Les autorités kényanes ont ouvert une enquête visant les lunettes connectées Ray-Ban Meta, dans un contexte de préoccupations croissantes liées à la protection de la vie privée et au traitement des données personnelles. L’affaire relance le débat sur les limites des dispositifs intégrant l’intelligence artificielle et capables de capter des informations visuelles en continu.
Des flux de données au centre des interrogations
Selon plusieurs éléments rapportés par des acteurs du secteur numérique, des images captées par ces lunettes auraient été transmises vers des infrastructures de traitement situées à Nairobi. Ces contenus, issus de dispositifs utilisés dans différents pays, seraient exploités dans le cadre de l’amélioration des systèmes d’intelligence artificielle du groupe Meta.
La nature de certaines données, potentiellement sensibles ou personnelles, suscite des interrogations sur le niveau de consentement réel des personnes concernées.
Une alerte des défenseurs des droits numériques
Une organisation kényane spécialisée dans la défense des droits numériques a saisi le Bureau du commissaire à la protection des données (ODPC).
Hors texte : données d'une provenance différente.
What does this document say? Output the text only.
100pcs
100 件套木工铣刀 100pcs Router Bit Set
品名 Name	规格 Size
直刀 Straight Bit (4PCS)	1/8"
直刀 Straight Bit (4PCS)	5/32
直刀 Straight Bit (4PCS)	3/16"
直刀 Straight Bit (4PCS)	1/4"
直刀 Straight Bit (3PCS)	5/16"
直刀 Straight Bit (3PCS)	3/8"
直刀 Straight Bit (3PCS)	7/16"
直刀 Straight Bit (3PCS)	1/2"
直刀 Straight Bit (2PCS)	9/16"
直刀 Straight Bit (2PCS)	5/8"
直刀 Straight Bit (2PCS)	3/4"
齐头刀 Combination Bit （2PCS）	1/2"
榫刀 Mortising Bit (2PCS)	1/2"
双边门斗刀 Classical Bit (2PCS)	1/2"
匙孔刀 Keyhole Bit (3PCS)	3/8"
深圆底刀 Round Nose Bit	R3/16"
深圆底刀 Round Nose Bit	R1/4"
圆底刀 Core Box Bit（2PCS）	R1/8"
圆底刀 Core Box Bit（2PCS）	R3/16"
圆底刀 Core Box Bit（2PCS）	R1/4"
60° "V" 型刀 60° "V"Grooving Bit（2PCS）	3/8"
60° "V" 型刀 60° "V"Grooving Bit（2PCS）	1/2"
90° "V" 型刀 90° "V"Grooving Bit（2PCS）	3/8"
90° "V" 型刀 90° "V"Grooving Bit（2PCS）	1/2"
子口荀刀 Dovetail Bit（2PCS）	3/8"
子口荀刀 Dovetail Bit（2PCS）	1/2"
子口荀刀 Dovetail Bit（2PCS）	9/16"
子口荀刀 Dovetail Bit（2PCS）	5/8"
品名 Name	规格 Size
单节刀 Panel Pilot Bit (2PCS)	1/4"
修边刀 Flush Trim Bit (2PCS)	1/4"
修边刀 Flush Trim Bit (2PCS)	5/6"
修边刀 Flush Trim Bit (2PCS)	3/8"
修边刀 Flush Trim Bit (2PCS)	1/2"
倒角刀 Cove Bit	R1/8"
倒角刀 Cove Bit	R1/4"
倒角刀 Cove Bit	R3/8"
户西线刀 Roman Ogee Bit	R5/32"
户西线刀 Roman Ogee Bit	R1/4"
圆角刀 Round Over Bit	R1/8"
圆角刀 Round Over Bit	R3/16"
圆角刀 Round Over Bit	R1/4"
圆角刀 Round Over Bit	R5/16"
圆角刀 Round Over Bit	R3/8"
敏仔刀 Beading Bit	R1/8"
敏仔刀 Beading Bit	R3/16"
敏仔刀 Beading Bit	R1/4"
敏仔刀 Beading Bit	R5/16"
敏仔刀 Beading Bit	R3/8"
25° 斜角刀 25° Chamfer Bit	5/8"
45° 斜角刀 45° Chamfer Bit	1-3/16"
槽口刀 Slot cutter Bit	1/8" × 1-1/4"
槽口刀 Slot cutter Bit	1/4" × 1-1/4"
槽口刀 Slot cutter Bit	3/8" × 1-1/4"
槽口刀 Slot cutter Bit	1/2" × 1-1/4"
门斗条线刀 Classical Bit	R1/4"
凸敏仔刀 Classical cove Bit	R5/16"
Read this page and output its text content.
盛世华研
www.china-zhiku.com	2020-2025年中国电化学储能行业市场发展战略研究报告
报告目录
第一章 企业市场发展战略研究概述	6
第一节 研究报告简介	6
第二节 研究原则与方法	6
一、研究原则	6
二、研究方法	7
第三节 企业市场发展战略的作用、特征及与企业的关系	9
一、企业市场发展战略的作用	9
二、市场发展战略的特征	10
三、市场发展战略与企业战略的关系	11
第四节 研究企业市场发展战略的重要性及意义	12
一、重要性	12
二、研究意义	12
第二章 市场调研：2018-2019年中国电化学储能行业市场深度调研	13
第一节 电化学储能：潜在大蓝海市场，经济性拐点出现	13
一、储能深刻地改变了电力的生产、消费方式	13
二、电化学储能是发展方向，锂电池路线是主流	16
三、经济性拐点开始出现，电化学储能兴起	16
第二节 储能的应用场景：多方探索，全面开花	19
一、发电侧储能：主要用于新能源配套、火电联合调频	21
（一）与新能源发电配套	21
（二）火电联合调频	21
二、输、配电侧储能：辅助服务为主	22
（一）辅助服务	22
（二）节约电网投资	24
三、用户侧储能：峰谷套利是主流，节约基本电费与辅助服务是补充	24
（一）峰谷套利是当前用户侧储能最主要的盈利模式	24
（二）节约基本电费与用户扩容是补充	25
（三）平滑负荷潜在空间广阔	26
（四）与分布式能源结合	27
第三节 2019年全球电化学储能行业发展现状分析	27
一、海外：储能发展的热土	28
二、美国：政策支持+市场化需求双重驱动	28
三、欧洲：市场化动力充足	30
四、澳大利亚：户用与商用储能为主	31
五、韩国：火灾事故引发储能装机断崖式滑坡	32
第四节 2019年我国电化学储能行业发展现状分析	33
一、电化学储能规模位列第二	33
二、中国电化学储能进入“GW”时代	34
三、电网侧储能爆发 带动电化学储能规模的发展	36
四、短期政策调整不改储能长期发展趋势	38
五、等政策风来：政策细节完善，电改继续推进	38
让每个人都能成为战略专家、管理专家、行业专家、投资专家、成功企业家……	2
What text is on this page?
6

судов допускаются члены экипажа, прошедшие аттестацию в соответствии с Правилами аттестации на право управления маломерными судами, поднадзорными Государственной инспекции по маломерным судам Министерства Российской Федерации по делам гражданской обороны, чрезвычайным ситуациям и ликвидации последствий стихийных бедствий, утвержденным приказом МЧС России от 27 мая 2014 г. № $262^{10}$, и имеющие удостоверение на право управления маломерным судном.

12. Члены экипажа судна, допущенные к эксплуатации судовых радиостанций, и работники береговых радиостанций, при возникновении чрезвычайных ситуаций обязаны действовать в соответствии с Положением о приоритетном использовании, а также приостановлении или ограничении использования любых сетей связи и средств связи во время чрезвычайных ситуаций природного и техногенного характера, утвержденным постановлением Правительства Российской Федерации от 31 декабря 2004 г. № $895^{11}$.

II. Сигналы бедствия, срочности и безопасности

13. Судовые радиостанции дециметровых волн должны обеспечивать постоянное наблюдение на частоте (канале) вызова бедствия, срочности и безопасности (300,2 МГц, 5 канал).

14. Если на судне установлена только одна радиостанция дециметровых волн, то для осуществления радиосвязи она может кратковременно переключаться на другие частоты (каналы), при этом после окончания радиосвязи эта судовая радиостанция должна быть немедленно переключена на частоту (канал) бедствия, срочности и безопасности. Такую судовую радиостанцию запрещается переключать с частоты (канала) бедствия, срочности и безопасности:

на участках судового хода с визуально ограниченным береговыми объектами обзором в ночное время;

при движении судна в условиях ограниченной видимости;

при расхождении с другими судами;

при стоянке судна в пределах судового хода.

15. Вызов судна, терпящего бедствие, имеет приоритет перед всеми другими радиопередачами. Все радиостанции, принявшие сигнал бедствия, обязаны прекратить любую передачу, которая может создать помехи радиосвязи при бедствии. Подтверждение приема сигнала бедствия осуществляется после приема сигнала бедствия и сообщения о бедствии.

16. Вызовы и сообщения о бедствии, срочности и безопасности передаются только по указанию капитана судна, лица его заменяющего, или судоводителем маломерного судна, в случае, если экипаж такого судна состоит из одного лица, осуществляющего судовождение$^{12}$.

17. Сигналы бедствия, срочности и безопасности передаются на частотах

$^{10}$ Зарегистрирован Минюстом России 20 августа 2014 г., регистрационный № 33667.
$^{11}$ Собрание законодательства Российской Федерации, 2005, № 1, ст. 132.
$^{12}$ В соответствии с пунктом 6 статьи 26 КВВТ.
Elle met en avant les risques liés à des technologies capables de filmer et d’enregistrer de manière discrète, parfois sans signalement clair pour les personnes environnées.
Les préoccupations portent notamment sur la possibilité d’une collecte massive de données visuelles, utilisée ensuite pour l’entraînement de systèmes d’intelligence artificielle.
Une enquête officiellement engagée
Face à ces inquiétudes, l’autorité kényane de protection des données a confirmé l’ouverture d’une enquête. Celle-ci fait suite à une plainte déposée par une organisation spécialisée ainsi qu’à une initiative propre du régulateur.
L’institution précise que les résultats de l’investigation seront rendus publics une fois les vérifications achevées, sans calendrier détaillé pour le moment.
Un enjeu global autour des technologies connectées
Les lunettes Ray-Ban Meta s’inscrivent dans une nouvelle génération de dispositifs connectés intégrant des fonctions d’intelligence artificielle avancées. Leur capacité à capturer, analyser et traiter des données en temps réel alimente cependant un débat international sur la régulation de ces technologies.
Entre innovation et encadrement juridique
Au-delà du cas kényan, cette affaire illustre les tensions croissantes entre innovation technologique et protection des libertés individuelles. Les autorités de régulation sont confrontées à des outils de plus en plus invisibles dans leur fonctionnement, mais fortement intrusifs dans la collecte de données.